La saisie-attribution effectuée par un créancier est-elle valide lorsque le débiteur conteste son caractère proportionné et l'existence d'un abus ?

Principe retenu

La saisie-attribution est une voie d'exécution permettant à un créancier de saisir les créances d'un débiteur. Pour qu'elle soit valide, le créancier doit disposer d'un titre exécutoire et la saisie ne doit pas être disproportionnée par rapport à la créance.
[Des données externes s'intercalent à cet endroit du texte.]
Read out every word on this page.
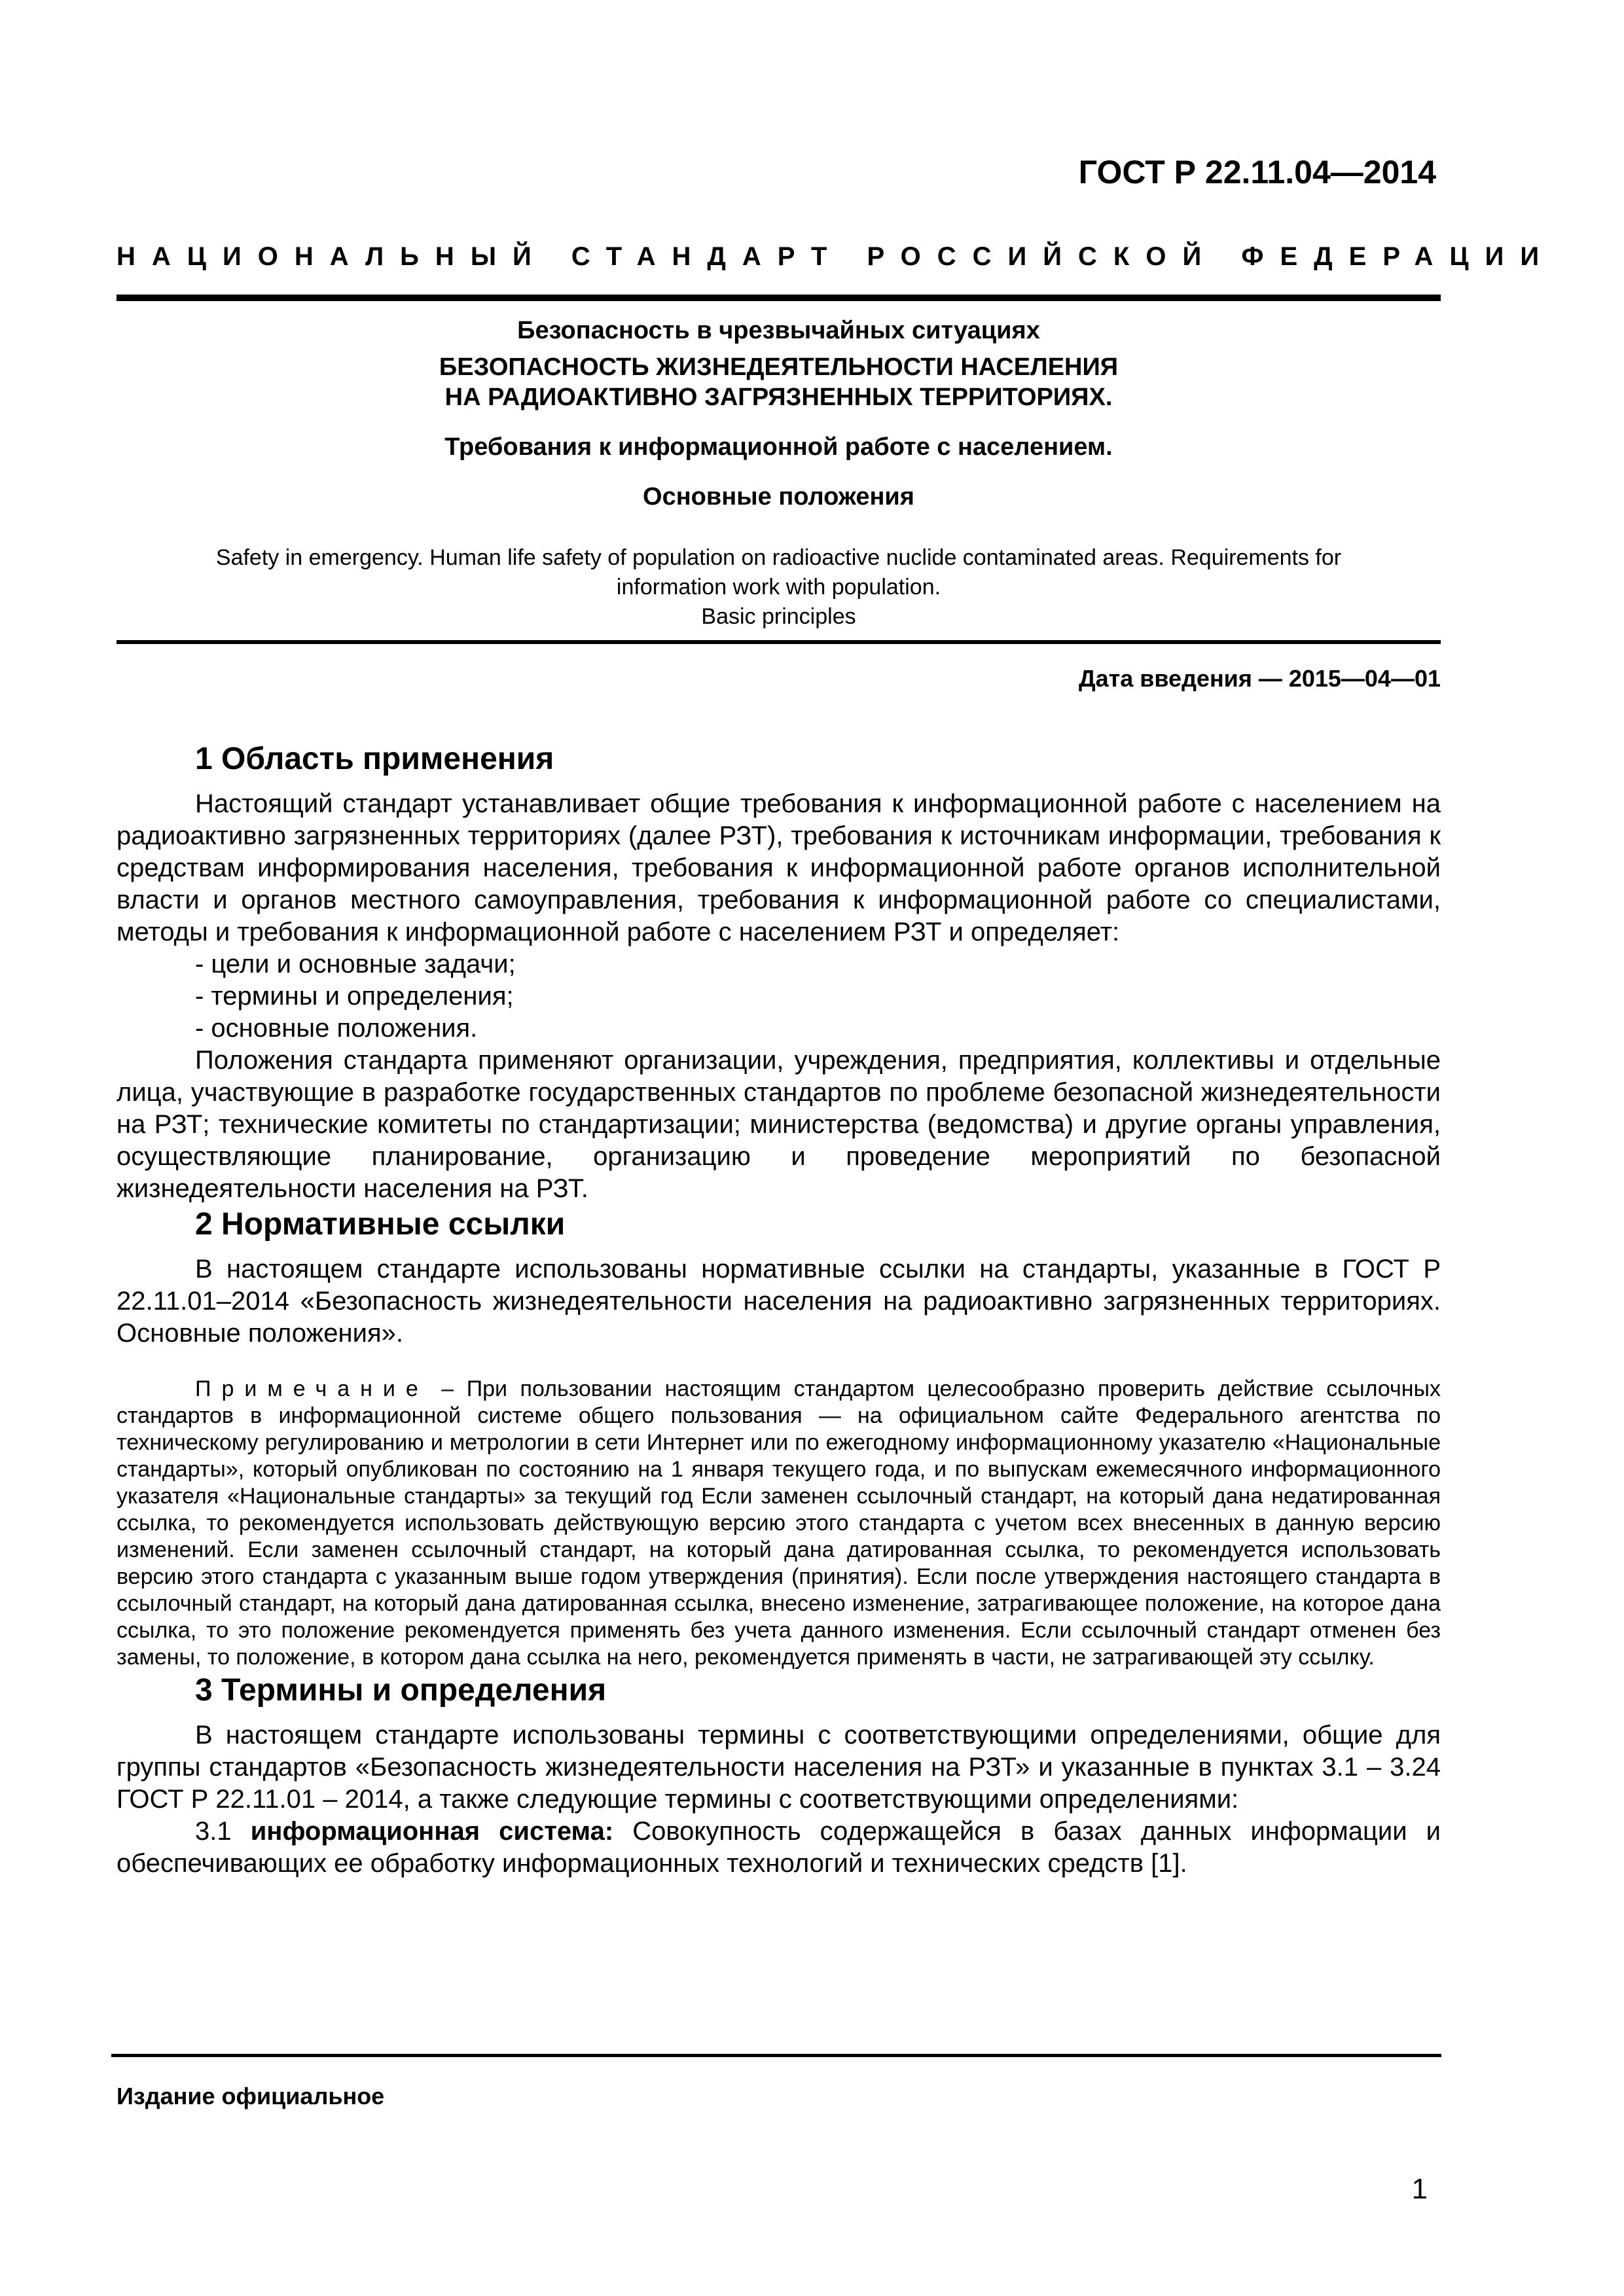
ГОСТ Р 22.11.04—2014
НАЦИОНАЛЬНЫЙ СТАНДАРТ РОССИЙСКОЙ ФЕДЕРАЦИИ
Безопасность в чрезвычайных ситуациях
БЕЗОПАСНОСТЬ ЖИЗНЕДЕЯТЕЛЬНОСТИ НАСЕЛЕНИЯ
НА РАДИОАКТИВНО ЗАГРЯЗНЕННЫХ ТЕРРИТОРИЯХ.
Требования к информационной работе с населением.
Основные положения
Safety in emergency. Human life safety of population on radioactive nuclide contaminated areas. Requirements for
information work with population.
Basic principles
Дата введения — 2015—04—01
1 Область применения

Настоящий стандарт устанавливает общие требования к информационной работе с населением на радиоактивно загрязненных территориях (далее РЗТ), требования к источникам информации, требования к средствам информирования населения, требования к информационной работе органов исполнительной власти и органов местного самоуправления, требования к информационной работе со специалистами, методы и требования к информационной работе с населением РЗТ и определяет:

- цели и основные задачи;

- термины и определения;

- основные положения.

Положения стандарта применяют организации, учреждения, предприятия, коллективы и отдельные лица, участвующие в разработке государственных стандартов по проблеме безопасной жизнедеятельности на РЗТ; технические комитеты по стандартизации; министерства (ведомства) и другие органы управления, осуществляющие планирование, организацию и проведение мероприятий по безопасной жизнедеятельности населения на РЗТ.

2 Нормативные ссылки

В настоящем стандарте использованы нормативные ссылки на стандарты, указанные в ГОСТ Р 22.11.01–2014 «Безопасность жизнедеятельности населения на радиоактивно загрязненных территориях. Основные положения».

Примечание – При пользовании настоящим стандартом целесообразно проверить действие ссылочных стандартов в информационной системе общего пользования — на официальном сайте Федерального агентства по техническому регулированию и метрологии в сети Интернет или по ежегодному информационному указателю «Национальные стандарты», который опубликован по состоянию на 1 января текущего года, и по выпускам ежемесячного информационного указателя «Национальные стандарты» за текущий год Если заменен ссылочный стандарт, на который дана недатированная ссылка, то рекомендуется использовать действующую версию этого стандарта с учетом всех внесенных в данную версию изменений. Если заменен ссылочный стандарт, на который дана датированная ссылка, то рекомендуется использовать версию этого стандарта с указанным выше годом утверждения (принятия). Если после утверждения настоящего стандарта в ссылочный стандарт, на который дана датированная ссылка, внесено изменение, затрагивающее положение, на которое дана ссылка, то это положение рекомендуется применять без учета данного изменения. Если ссылочный стандарт отменен без замены, то положение, в котором дана ссылка на него, рекомендуется применять в части, не затрагивающей эту ссылку.

3 Термины и определения

В настоящем стандарте использованы термины с соответствующими определениями, общие для группы стандартов «Безопасность жизнедеятельности населения на РЗТ» и указанные в пунктах 3.1 – 3.24 ГОСТ Р 22.11.01 – 2014, а также следующие термины с соответствующими определениями:

3.1 информационная система: Совокупность содержащейся в базах данных информации и обеспечивающих ее обработку информационных технологий и технических средств [1].

Издание официальное
1
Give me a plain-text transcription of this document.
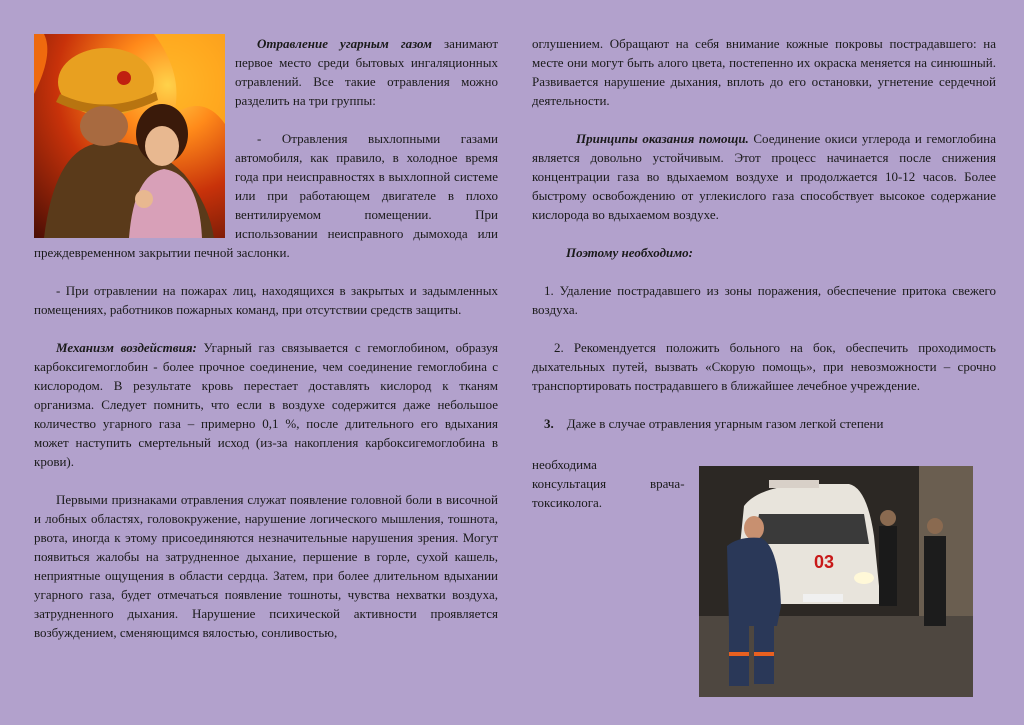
Отравление угарным газом занимают первое место среди бытовых ингаляционных отравлений. Все такие отравления можно разделить на три группы:

- Отравления выхлопными газами автомобиля, как правило, в холодное время года при неисправностях в выхлопной системе или при работающем двигателе в плохо вентилируемом помещении. При использовании неисправного дымохода или преждевременном закрытии печной заслонки.

- При отравлении на пожарах лиц, находящихся в закрытых и задымленных помещениях, работников пожарных команд, при отсутствии средств защиты.

Механизм воздействия: Угарный газ связывается с гемоглобином, образуя карбоксигемоглобин - более прочное соединение, чем соединение гемоглобина с кислородом. В результате кровь перестает доставлять кислород к тканям организма. Следует помнить, что если в воздухе содержится даже небольшое количество угарного газа – примерно 0,1 %, после длительного его вдыхания может наступить смертельный исход (из-за накопления карбоксигемоглобина в крови).

Первыми признаками отравления служат появление головной боли в височной и лобных областях, головокружение, нарушение логического мышления, тошнота, рвота, иногда к этому присоединяются незначительные нарушения зрения. Могут появиться жалобы на затрудненное дыхание, першение в горле, сухой кашель, неприятные ощущения в области сердца. Затем, при более длительном вдыхании угарного газа, будет отмечаться появление тошноты, чувства нехватки воздуха, затрудненного дыхания. Нарушение психической активности проявляется возбуждением, сменяющимся вялостью, сонливостью,

оглушением. Обращают на себя внимание кожные покровы пострадавшего: на месте они могут быть алого цвета, постепенно их окраска меняется на синюшный. Развивается нарушение дыхания, вплоть до его остановки, угнетение сердечной деятельности.

Принципы оказания помощи. Соединение окиси углерода и гемоглобина является довольно устойчивым. Этот процесс начинается после снижения концентрации газа во вдыхаемом воздухе и продолжается 10-12 часов. Более быстрому освобождению от углекислого газа способствует высокое содержание кислорода во вдыхаемом воздухе.

Поэтому необходимо:

1. Удаление пострадавшего из зоны поражения, обеспечение притока свежего воздуха.

2. Рекомендуется положить больного на бок, обеспечить проходимость дыхательных путей, вызвать «Скорую помощь», при невозможности – срочно транспортировать пострадавшего в ближайшее лечебное учреждение.

3. Даже в случае отравления угарным газом легкой степени

необходима
консультация	врача-
токсиколога.
03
Le débiteur doit prouver l'abus ou la disproportion pour obtenir la mainlevée.

Faits clés

  • La société [M] a été condamnée à payer 1 500 euros à la société [L] en application de l'article 700 du code de procédure civile.
  • Une saisie-attribution de 2 253,09 euros a été effectuée sur les fonds de [M] par [L].
  • La société [M] a contesté la saisie en demandant son annulation et la mainlevée.
  • Le juge de l'exécution a rejeté la demande d'annulation de la saisie.
  • La société [M] a interjeté appel de cette décision.

Articles cités

article 700 du code de procédure civile article 514 du code de procédure civile

Dispositif

PAR CES MOTIFS La cour statuant publiquement, par décision contradictoire : - Confirme le jugement du 23 septembre 2025 ; Y ajoutant : - Vu l'article 700 du code de procédure civile, rejette les demandes ; - Condamne la société [M] aux dépens d'appel. Le greffier Le président

Exposé du litige

Exposé du litige : La société [M] Hygiène ([M]) a souscrit auprès de la société [L] ([L]) un contrat de prévoyance permettant, sous conditions, de maintenir le salaire d'une personne en arrêt de travail. Une procédure oppose actuellement les deux sociétés devant le tribunal de commerce, [L] réclamant le paiement d'une somme principale de 23 406,70 euros. A l'occasion d'un incident, une décision du 12 septembre 2024 a condamné [M] à payer à [L] une somme de 1 500 euros en application de l'article 700 du code de procédure civile. Une procédure d'appel est pendante contre la décision du 12 septembre 2024. Par procès-verbal du 17 octobre 2024, [L] a fait procédé à une saisie-attribution des fonds détenus par [M] auprès de la banque Crédit agricole pour un montant de 2 253,09 euros, saisie dénoncée à [M] le 18 octobre suivant. Par jugement du 23 septembre 2025, le juge de l'exécution a rejeté la demande d'[M] en annulation de cette saisie. [M] a interjeté appel le 8 octobre 2025. Elle demande l'infirmation du jugement et de : - prononcer la nullité de la saisie-attribution du 17 octobre 2024, - ordonner la mainlevée de cette saisie, - condamner [L] à lui payer la somme de 10 000 € de dommages et intérêts, - de condamner la même à lui payer 3 000 € en application de l'article 700 du code de procédure civile. [L] conclut à la confirmation du jugement et sollicite le paiement de 2 500 € en application de l'article 700 du code de procédure civile. Il sera renvoyé pour un plus ample exposé du litige aux conclusions des parties remises au greffe, par RPVA, les 30 décembre 2025 et 13 mars 2026.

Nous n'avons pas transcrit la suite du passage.